The solar-powered borehole has also been a godsend for 78-year old granny, Sophia Ralitabo, who had to wake up in the wee hours of the day and walk long distances to find water.

“At times, I would spend three days without water because I needed to get to a commonly-used well very early to get the commodity,” Ms Ralitabo said.

Sometimes, she would go to Motubatsana River – about an hour’s walk from the village – to dig holes in the dry canal for water.

“We didn’t care whether it was clean or not. All we wanted was to find water to survive. I am now the happiest person in this village. I never thought I would see the day when I would drink water straight from the tap,” said Ms Ralitabo.

“I grew up in this area and for the 78 years I have lived, walking long distances to collect water was the order of the day. We would usually walk in groups of four women as a safety measure when collecting water.”

In his remarks during the handover ceremony, Kolo #49 Member of Parliament Paul Teboho Lehloenya said over the years countless girls were forced to drop out of school in the constituency due to water scarcity.

Mr Lehloenya said he was happy the facilities were being handed-over to the village in August, which is African Women’s Month.

“Women and girl children are the most affected by water scarcity because they are forced to walk long distances to collect the valuable resource for their household chores,” said Mr Lehloenya.

Girl children, he said, also had to contend with walking long distances to and from school every day.

“After returning home, girls were the most affected by the scarcity because they also had to walk long distances to collect water from unprotected sources,” said the legislator.

“There is no school in this village, and the nearest are found in Ha Tanka and Ha Mphasa.
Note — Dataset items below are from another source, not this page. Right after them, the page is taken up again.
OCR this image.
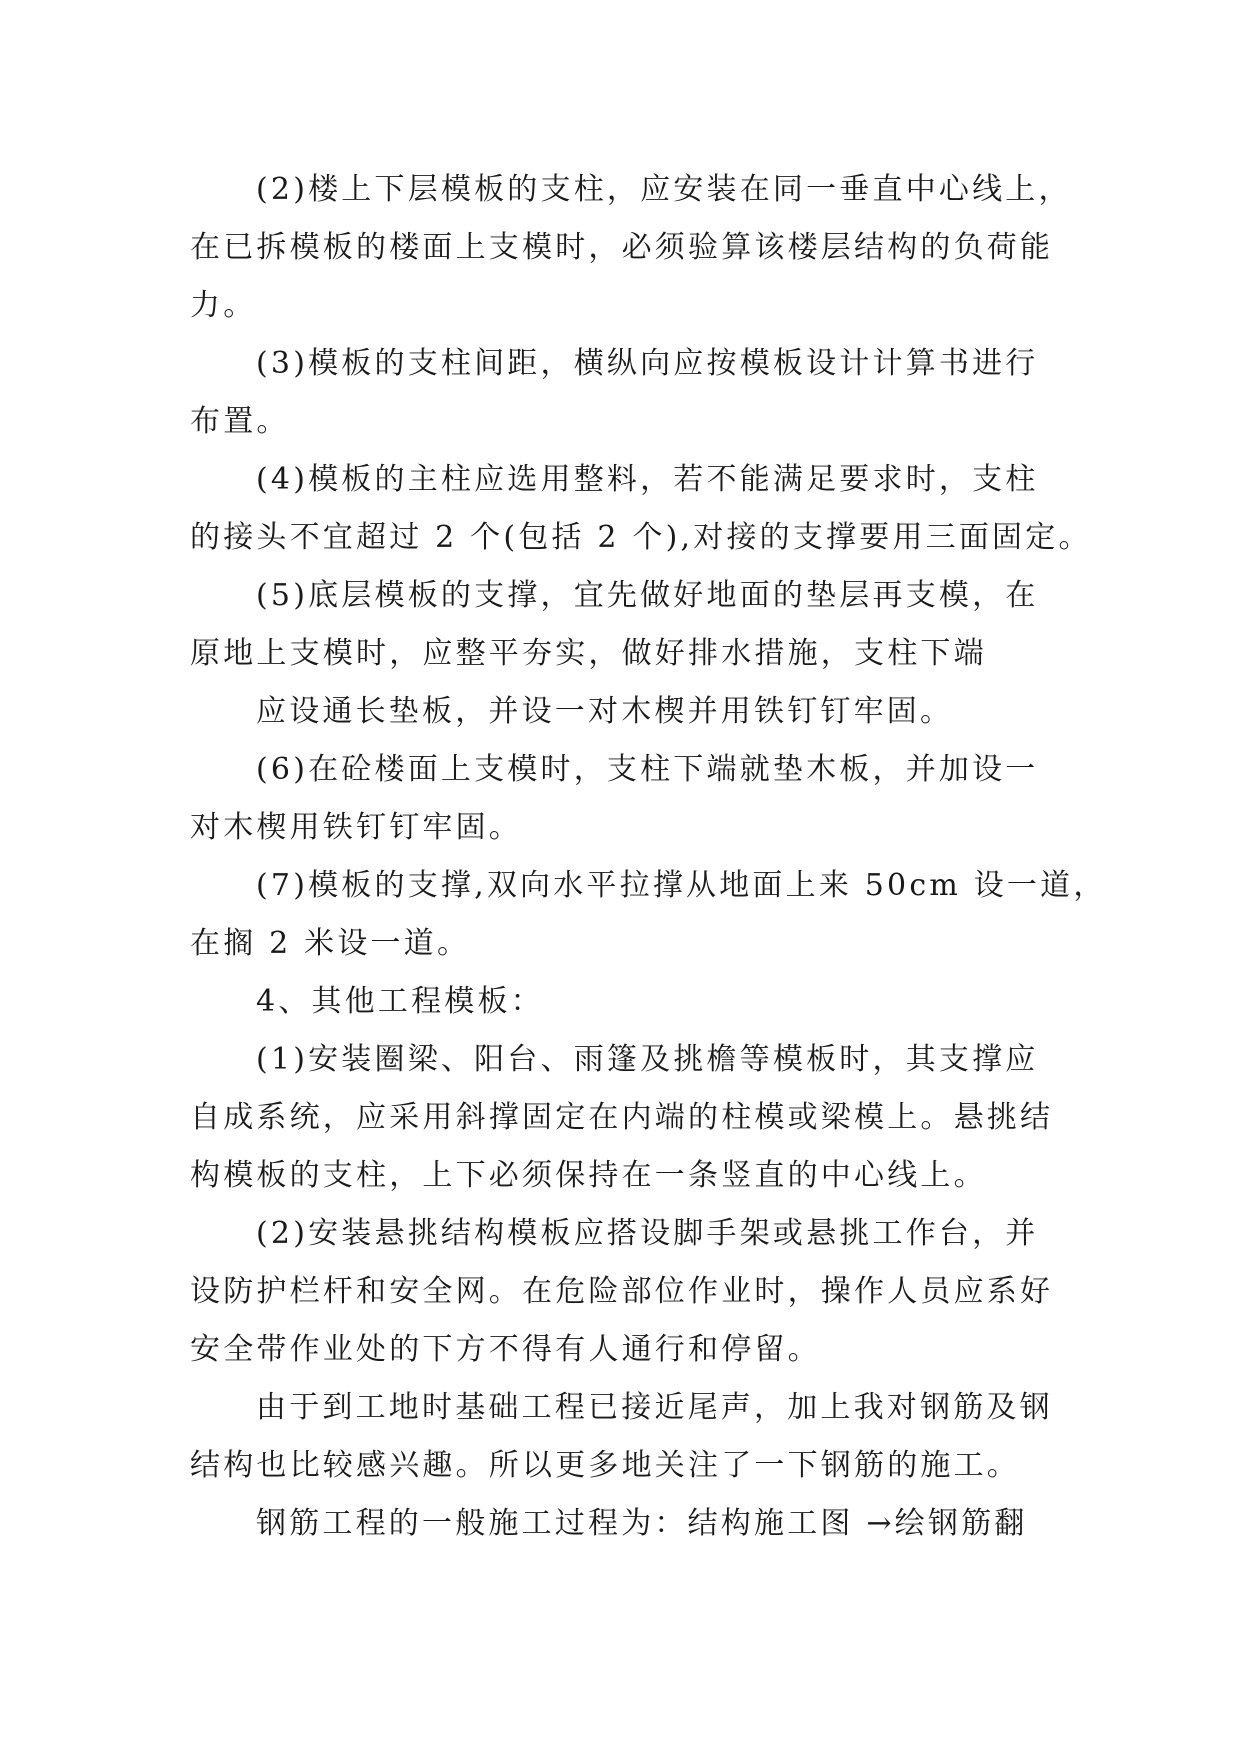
(2)楼上下层模板的支柱，应安装在同一垂直中心线上，
在已拆模板的楼面上支模时，必须验算该楼层结构的负荷能
力。
(3)模板的支柱间距，横纵向应按模板设计计算书进行
布置。
(4)模板的主柱应选用整料，若不能满足要求时，支柱
的接头不宜超过 2 个(包括 2 个),对接的支撑要用三面固定。
(5)底层模板的支撑，宜先做好地面的垫层再支模，在
原地上支模时，应整平夯实，做好排水措施，支柱下端
应设通长垫板，并设一对木楔并用铁钉钉牢固。
(6)在砼楼面上支模时，支柱下端就垫木板，并加设一
对木楔用铁钉钉牢固。
(7)模板的支撑,双向水平拉撑从地面上来 50cm 设一道，
在搁 2 米设一道。
4、其他工程模板：
(1)安装圈梁、阳台、雨篷及挑檐等模板时，其支撑应
自成系统，应采用斜撑固定在内端的柱模或梁模上。悬挑结
构模板的支柱，上下必须保持在一条竖直的中心线上。
(2)安装悬挑结构模板应搭设脚手架或悬挑工作台，并
设防护栏杆和安全网。在危险部位作业时，操作人员应系好
安全带作业处的下方不得有人通行和停留。
由于到工地时基础工程已接近尾声，加上我对钢筋及钢
结构也比较感兴趣。所以更多地关注了一下钢筋的施工。
钢筋工程的一般施工过程为：结构施工图 →绘钢筋翻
So learners have to walk for approximately an hour to get to school.

“Although both boys and girls were affected by water scarcity, girl children were the most affected because as soon as they arrived at home, they were forced to travel yet another long distance to collect water.”

He said that meant girl children were unable to properly concentrate on their schoolwork and home work since they would be tired from collecting water.

The end result for many girls, Mr Lehloenya said, was failing their end-of-year examinations and dropping out of school.

“Some eventually got married while still underage. This is why I am happy for Ha Ralitabo village in its newfound access to clean and safe water,” he said.

“It means our girl children will now have more time to concentrate on their school work and compete with their male counterparts on a more level playing field.”

For his part, Water Affairs Minister Ralechate ‘Mokose said it was the responsibility of the government to ensure every citizen could access potable water.

“Every citizen should access clean and safe water. However, due to financial constraints, we can only deliver services bit by bit,” Mr ‘Mokose said.

“We are here in Ha Ralitabo because we realised your village urgently needed water and sanitation immediately. Giving you access to clean and safe water and sanitation is giving you back your dignity, especially women as we know your sufferings.”